The last few years, I have been trying to grow large potatoes in containers and also get a massive potato harvest from pots, meaning, I want a LOT of potatoes and I want them to be large. I was getting an ok harvest, but the potatoes were always small, and never as big of a harvest as I had hoped.
So I was left with two questions. How can you grow the biggest potatoes? And how do you increase the yield of a potato harvest grown in containers? Read on to find the answers and tips on what worked for me!
And then I figured it out. A while ago, I stumbled upon someone on YouTube, who was having absolutely amazing results. Dan from Allotment Diary who is from the UK. The video I watched, he harvested over 25 pounds from a 13 gallon (50 liter) pot, and some of these potatoes were HUGE!
The Tutorial on How to Grow a Massive Potato Harvest In Pots
Thankfully Dan from Allotment Diary, has made a lot of videos on his process. This is the video I originally watched:
My Results Last Year Growing Potatoes in Pots
So last year, I grew my potatoes his way. The results were AMAZING! I actually had, that massive potato harvest from pots that I had been trying to achieve!
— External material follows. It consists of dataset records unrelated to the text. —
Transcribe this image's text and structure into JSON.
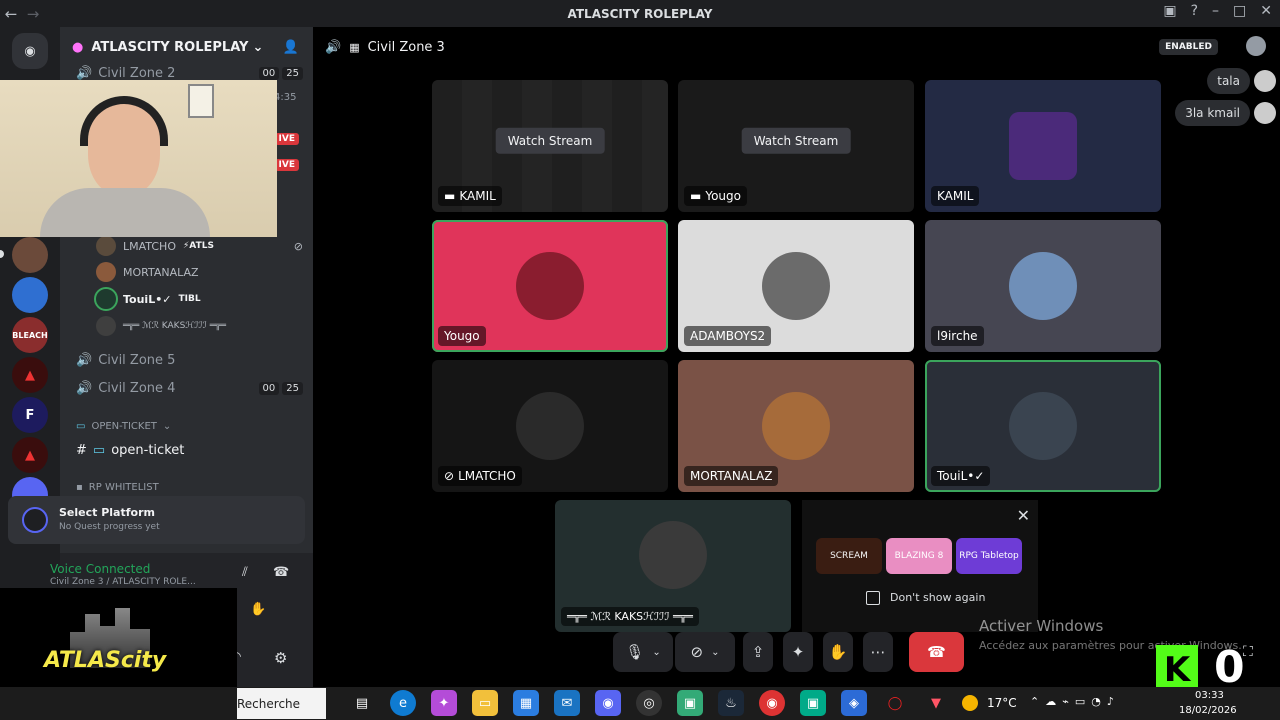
{
  "window": {
    "title": "ATLASCITY ROLEPLAY"
  },
  "server": {
    "name": "ATLASCITY ROLEPLAY"
  },
  "channels": [
    {
      "name": "Civil Zone 2",
      "counts": [
        "00",
        "25"
      ]
    },
    {
      "name": "Civil Zone 5"
    },
    {
      "name": "Civil Zone 4",
      "counts": [
        "00",
        "25"
      ]
    }
  ],
  "voice_users": [
    {
      "name": "LMATCHO",
      "tag": "⚡ATLS"
    },
    {
      "name": "MORTANALAZ"
    },
    {
      "name": "TouiL•✓",
      "tag": "TIBL"
    },
    {
      "name": "═╦═ ℳℛ KAKSℋℐℐℐ ═╦═"
    }
  ],
  "sidebar_misc": {
    "time_partial": "4:35",
    "live_label": "LIVE",
    "live_partial": "IVE"
  },
  "categories": {
    "ticket": "OPEN-TICKET",
    "ticket_channel": "open-ticket",
    "whitelist": "RP WHITELIST"
  },
  "quest": {
    "title": "Select Platform",
    "subtitle": "No Quest progress yet"
  },
  "voice_panel": {
    "status": "Voice Connected",
    "channel": "Civil Zone 3 / ATLASCITY ROLE..."
  },
  "call": {
    "channel": "Civil Zone 3",
    "badge": "ENABLED"
  },
  "tiles": [
    {
      "name": "KAMIL",
      "action": "Watch Stream",
      "stream": true
    },
    {
      "name": "Yougo",
      "action": "Watch Stream",
      "stream": true
    },
    {
      "name": "KAMIL"
    },
    {
      "name": "Yougo"
    },
    {
      "name": "ADAMBOYS2"
    },
    {
      "name": "l9irche"
    },
    {
      "name": "LMATCHO",
      "muted": true
    },
    {
      "name": "MORTANALAZ"
    },
    {
      "name": "TouiL•✓"
    }
  ],
  "featured": {
    "name": "═╦═ ℳℛ KAKSℋℐℐℐ ═╦═"
  },
  "activities": {
    "dont_show": "Don't show again",
    "items": [
      "SCREAM",
      "BLAZING 8",
      "RPG Tabletop"
    ]
  },
  "chat": [
    "tala",
    "3la kmail"
  ],
  "watermark": {
    "title": "Activer Windows",
    "subtitle": "Accédez aux paramètres pour activer Windows."
  },
  "overlay": {
    "counter": "0",
    "logo_text": "ATLAScity"
  },
  "taskbar": {
    "search": "Recherche",
    "weather": "17°C",
    "time": "03:33",
    "date": "18/02/2026"
  },
  "colors": {
    "accent_green": "#3ba55c",
    "danger": "#da373c",
    "pink_tile": "#e0345a"
  }
}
So I am here to share how I did it, following Dan's advice.
I did not weigh all my food harvested last year, but I did weigh my best pot. It was only a small pot, about 10" wide x 12" high, so approximately 2-3 gallons I am guessing? My harvest from that single little pot was 12.8lbs!!!!
And the potatoes were HUGE compared to what I have been getting in the past! They were the German Butterball variety. Dan has different varieties of potatoes in the UK than we do in the US, so I am having to experiment a bit to see which varieties do well with this method. A new variety that I grew for the first time last year, also did very well using this method, they are called Ciklamen. Yukon Gold also did well.
How to grow potatoes in pots and containers
The bed that I planted my pots into, was a bed that was developed two years ago using Back to Eden gardening methods. First I layered cardboard over the grass. Than we moved our goat barn manure and used bedding pile, onto the cardboard. It was about 6"-8" thick after spreading it evenly over the entire bed.
Than I covered that, with a thick layer of straw, maybe another 6". We did this in the fall, and let it just sit over the winter. By spring, the soil was and still is, amazing. This is where I decided I would plant my potato pots.
Instead of planting in rows, like Dan shows in the video, I dug a large hole for each potato pot. I placed the pot in the hole, and moved the soil back up around the potato pot, covering the bottom 8-10" of the pot, so the roots can grow out of the pot, into the soil. I couldn't find the same fertilizers Dan used in the UK, so I used an all purpose organic vegetable fertilizer with the highest phosphate number I could find.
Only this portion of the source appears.